While both Inuit and non-Inuit described a variety of challenges and promising practices for supporting the participation of youth and families in their health and social care, exploring Inuit and non-Inuit narratives separately has highlighted two important differences. First, non-Inuit generally tended to replicate more negative discourses about the limitations to participation in care such as not having enough resources and time. Although not always the case, many non-Inuit workers described difficult experiences and feelings of frustration, disempowerment, and feeling stuck.

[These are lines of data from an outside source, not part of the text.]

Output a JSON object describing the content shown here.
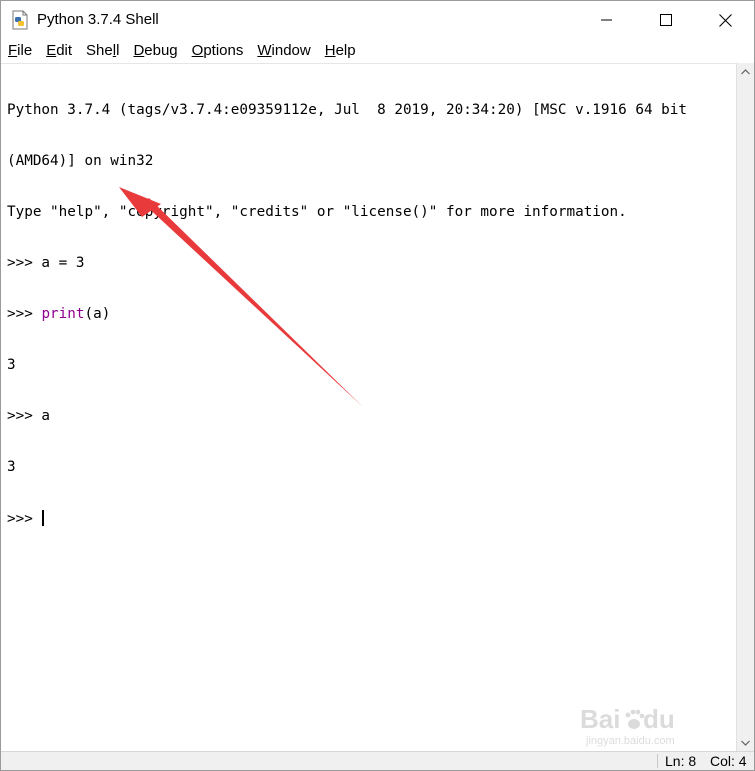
{
  "window": {
    "title": "Python 3.7.4 Shell",
    "controls": {
      "minimize_icon": "minimize-icon",
      "maximize_icon": "maximize-icon",
      "close_icon": "close-icon"
    }
  },
  "menu": {
    "items": [
      {
        "label": "File",
        "mnemonic": "F"
      },
      {
        "label": "Edit",
        "mnemonic": "E"
      },
      {
        "label": "Shell",
        "mnemonic": "l"
      },
      {
        "label": "Debug",
        "mnemonic": "D"
      },
      {
        "label": "Options",
        "mnemonic": "O"
      },
      {
        "label": "Window",
        "mnemonic": "W"
      },
      {
        "label": "Help",
        "mnemonic": "H"
      }
    ]
  },
  "shell": {
    "lines": [
      "Python 3.7.4 (tags/v3.7.4:e09359112e, Jul  8 2019, 20:34:20) [MSC v.1916 64 bit",
      "(AMD64)] on win32",
      "Type \"help\", \"copyright\", \"credits\" or \"license()\" for more information.",
      ">>> a = 3",
      ">>> ",
      "3",
      ">>> a",
      "3",
      ">>> "
    ],
    "print_keyword": "print",
    "print_args": "(a)",
    "keyword_color": "#900090"
  },
  "status": {
    "line": "Ln: 8",
    "column": "Col: 4"
  },
  "annotation": {
    "arrow_color": "#e8393b"
  },
  "watermark": {
    "brand": "Baidu",
    "sub": "jingyan.baidu.com"
  }
}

Unfortunately, these narratives sometimes fuel stereotyping, discrimination and negative attitudes, for example, around Inuit as not being prevention oriented, or not being engaged in the ways that service providers want. Second, Inuit tended to offer hope and ways of moving forward towards greater self-determination in relation to youth care. Even if Inuit participants are both community members and workers within the systems, they described promising practices that are very much grounded within community, as opposed to within the institutional services. Inuit see communities as spaces for connecting, learning, and healing. Communities are also seen as potential decision-makers. There is a clear invitation for non-Inuit service providers to be more present in community life and to learn from Inuit to create trusting relationships.
Next, we discuss the content of participants’ narratives around three essential components of psychosocial practices as elaborated by Inuit in previous research: understanding historical considerations; being grounded in community; and focusing on kinship [44, 45, 49] (Gagnon-Dion M-H, Fraser S.L. & Louisa Cookie Brown: Inuit wellness: a better understanding of the principles that guide their actions and an overview of their practices, unpublished).
First, despite the importance of colonization and colonialism in the development of negative attitudes [12, 50], very few service providers spoke about history and its potential impact on youth and families. Colonization and the associated traumas, including loss and grief, separation of families and children, the taking away of land, the loss of culture and identity, and the resulting social inequities, continue to affect the way youth and families perceive services and interact with them [20, 51]. The persistent remnants of colonial history can infiltrate the interactions between health and social service providers and youth and their families, leading to difficulties in building trusting relationships . In our view, understanding history offers a critical entry point and possibility for building relationships and for service providers to recognize the importance of culture, language, identity and place.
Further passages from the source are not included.